1. LE RÔLE DU SOMMEIL

Le sommeil est un état durant lequel le cerveau fonctionne en circuit fermé, sans connexion avec l’extérieur. Il permet au corps de se reposer et au cerveau de se recharger en énergie pour pouvoir reconstruire les réseaux de neurones endommagés, fixer la mémoire, réguler la sécrétion de nombreuses hormones (dont l’hormone de croissance chez l’enfant) et des anticorps indispensables à l’immunité, mais aussi restaurer et maintenir en bon état les fonctions physiologiques et psychologiques « usées » par l’éveil.

Impact sur la santé

Les études récentes ont montré qu’au-delà de ses effets sur les fonctions psychologiques, le sommeil retentit aussi sur la santé physique.

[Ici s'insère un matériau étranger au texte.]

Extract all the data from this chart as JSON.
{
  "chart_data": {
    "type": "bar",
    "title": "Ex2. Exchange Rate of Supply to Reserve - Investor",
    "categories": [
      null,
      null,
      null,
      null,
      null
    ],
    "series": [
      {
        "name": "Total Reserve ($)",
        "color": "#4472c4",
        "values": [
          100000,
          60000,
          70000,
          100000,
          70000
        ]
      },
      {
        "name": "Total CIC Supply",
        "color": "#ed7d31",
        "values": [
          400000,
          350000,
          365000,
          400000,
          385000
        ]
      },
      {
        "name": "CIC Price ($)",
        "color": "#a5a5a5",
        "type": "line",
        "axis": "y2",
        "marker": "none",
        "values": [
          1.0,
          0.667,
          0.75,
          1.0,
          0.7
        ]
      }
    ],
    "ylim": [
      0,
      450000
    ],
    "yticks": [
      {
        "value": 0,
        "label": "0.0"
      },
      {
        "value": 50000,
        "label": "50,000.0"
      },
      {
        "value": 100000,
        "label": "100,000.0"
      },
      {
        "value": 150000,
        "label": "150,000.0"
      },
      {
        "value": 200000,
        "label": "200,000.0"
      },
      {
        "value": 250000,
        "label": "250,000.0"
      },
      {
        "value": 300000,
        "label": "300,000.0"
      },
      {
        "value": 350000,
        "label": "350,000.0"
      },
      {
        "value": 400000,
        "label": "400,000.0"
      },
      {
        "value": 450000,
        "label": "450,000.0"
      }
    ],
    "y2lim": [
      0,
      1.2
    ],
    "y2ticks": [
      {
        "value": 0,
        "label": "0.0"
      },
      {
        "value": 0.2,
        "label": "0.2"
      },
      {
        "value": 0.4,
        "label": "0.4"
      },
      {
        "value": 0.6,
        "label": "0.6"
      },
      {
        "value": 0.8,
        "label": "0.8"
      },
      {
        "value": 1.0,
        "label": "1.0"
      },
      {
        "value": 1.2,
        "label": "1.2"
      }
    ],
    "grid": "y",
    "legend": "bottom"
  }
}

Au début des années 2000, une étude américaine a montré qu’une réduction de la durée de sommeil de 3 h par nuit chez des sujets volontaires de poids normal entraînait une prise de poids de 1 kg en deux semaines comparée à un groupe témoin du même âge soumis au même régime, mais dormant normalement(1). En fait, la dette de sommeil a pour conséquence de réduire la production de leptine (hormone qui provoque la sensation de satiété) et de stimuler la sécrétion de ghréline et d’hypocrétine (hormones qui stimulent l’appétit) durant l’éveil, ce qui favorise les comportements de recherche de nourriture, le grignotage et le surpoids. Ces recherches ont également montré qu’une dette chronique de sommeil induit un mauvais métabolisme des sucres, en cause dans la survenue de l’obésité et du DT2(2). Elle favorise aussi l’hypertension, la diminution des défenses immunitaires, l’augmentation du taux d’hormones pro-inflammatoires et des processus inflammatoires, ainsi qu’une hypersécrétion de cortisol (l’hormone de stress) et le développement de troubles anxio-dépressifs(3). Enfin, la dépression est souvent associée à une insomnie sévère et les patients bipolaires présentent systématiquement une insomnie avant un accès maniaque.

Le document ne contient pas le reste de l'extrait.